Sure if someone is attacking you on the ground, use the punch can opener, but if I had just $30 to invest in something to get me to safety, I would definitely take the training.

I say carry something discreetly if it makes you feel better and doesn't feel like a burden, but definitely take advantage of any self-defense classes (for women) in your area.

Good luck to everyone.
posted by hal_c_on at 3:42 PM on May 19, 2015


The loudest whistle. I have one but I'm afraid to use it unless I absolutely need to.
posted by SillyShepherd at 2:46 AM on May 20, 2015 [2 favorites]

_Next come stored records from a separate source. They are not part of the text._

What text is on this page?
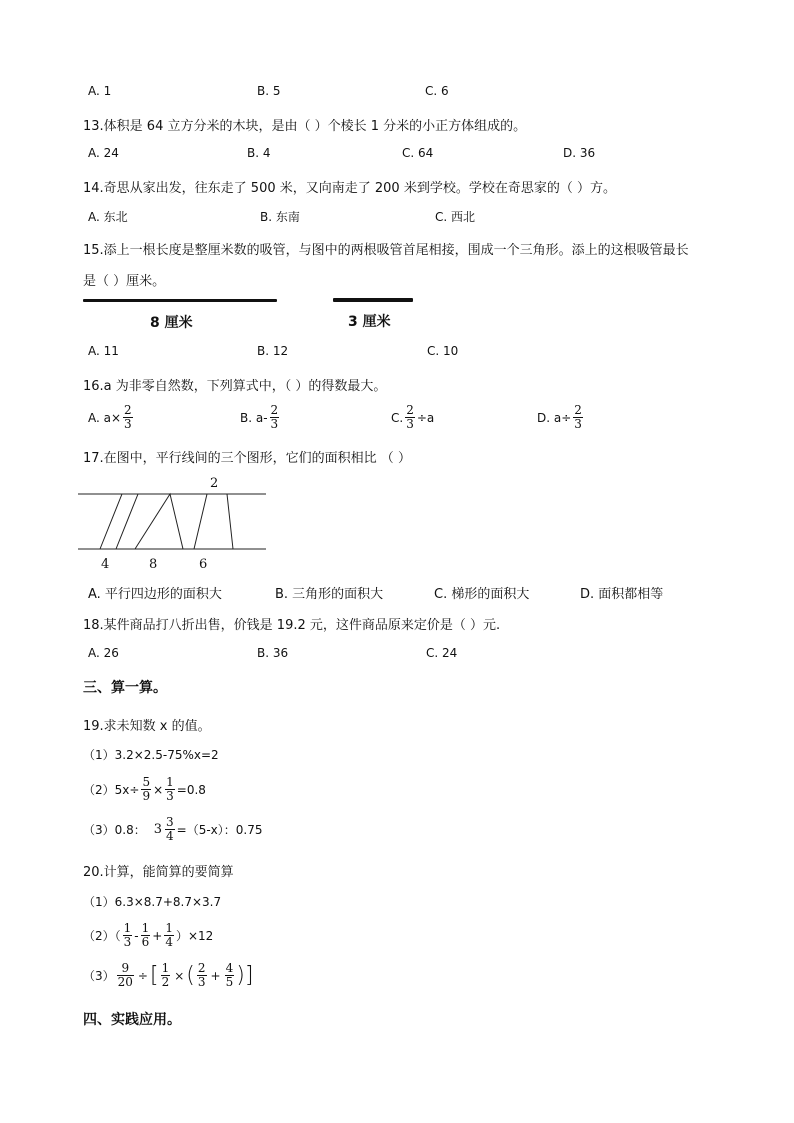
A. 1	B. 5	C. 6
13.体积是 64 立方分米的木块，是由（ ）个棱长 1 分米的小正方体组成的。
A. 24	B. 4	C. 64	D. 36
14.奇思从家出发，往东走了 500 米，又向南走了 200 米到学校。学校在奇思家的（ ）方。
A. 东北	B. 东南	C. 西北
15.添上一根长度是整厘米数的吸管，与图中的两根吸管首尾相接，围成一个三角形。添上的这根吸管最长
是（ ）厘米。
8 厘米	3 厘米
A. 11	B. 12	C. 10
16.a 为非零自然数，下列算式中，（ ）的得数最大。
A. $a\times \frac{2}{3}$	B. $a- \frac{2}{3}$	C. $\frac{2}{3} \div a$	D. $a\div \frac{2}{3}$
17.在图中，平行线间的三个图形，它们的面积相比 （ ）
2
4	8	6
A. 平行四边形的面积大	B. 三角形的面积大	C. 梯形的面积大	D. 面积都相等
18.某件商品打八折出售，价钱是 19.2 元，这件商品原来定价是（ ）元.
A. 26	B. 36	C. 24
三、算一算。
19.求未知数 x 的值。
（1）3.2×2.5-75%x=2
$(2)5x\div \frac{5}{9} \times \frac{1}{3} =0.8$
（3）0.8： $3 \frac{3}{4} =(5-x)$：0.75
20.计算，能简算的要简算
（1）6.3×8.7+8.7×3.7
$(2)( \frac{1}{3} - \frac{1}{6} + \frac{1}{4} )\times 12$
$(3) \frac{9}{20}$ ÷ [ $\frac{1}{2}$ × ( $\frac{2}{3} + \frac{4}{5}$ ) ]
四、实践应用。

There's also the expandable baton, which can be quite effective. These are considered law enforcement tools, though, and the legality of private citizens owning them varies.
posted by Gilead at 2:38 PM on May 20, 2015


Stun guns are legal in many places. The last time I checked, amazon.com had a number of versions that were built into flashlights, and even walking canes.

One thing I've noticed, as I own a few of these things, is that simply flipping the switch and making the sparks pop and crackle would seem to have some deterrent effect. Which is nice because ideally you don't really want to engage the bad guy - you want them to move away from you.
posted by doctor tough love at 7:16 PM on May 20, 2015


If you do end up buying something to carry I urge you to get some kind of training, either in using the weapon itself or general self-defense training. I have a little experience in this area and I can't emphasize enough how easy it could be for someone to disarm you.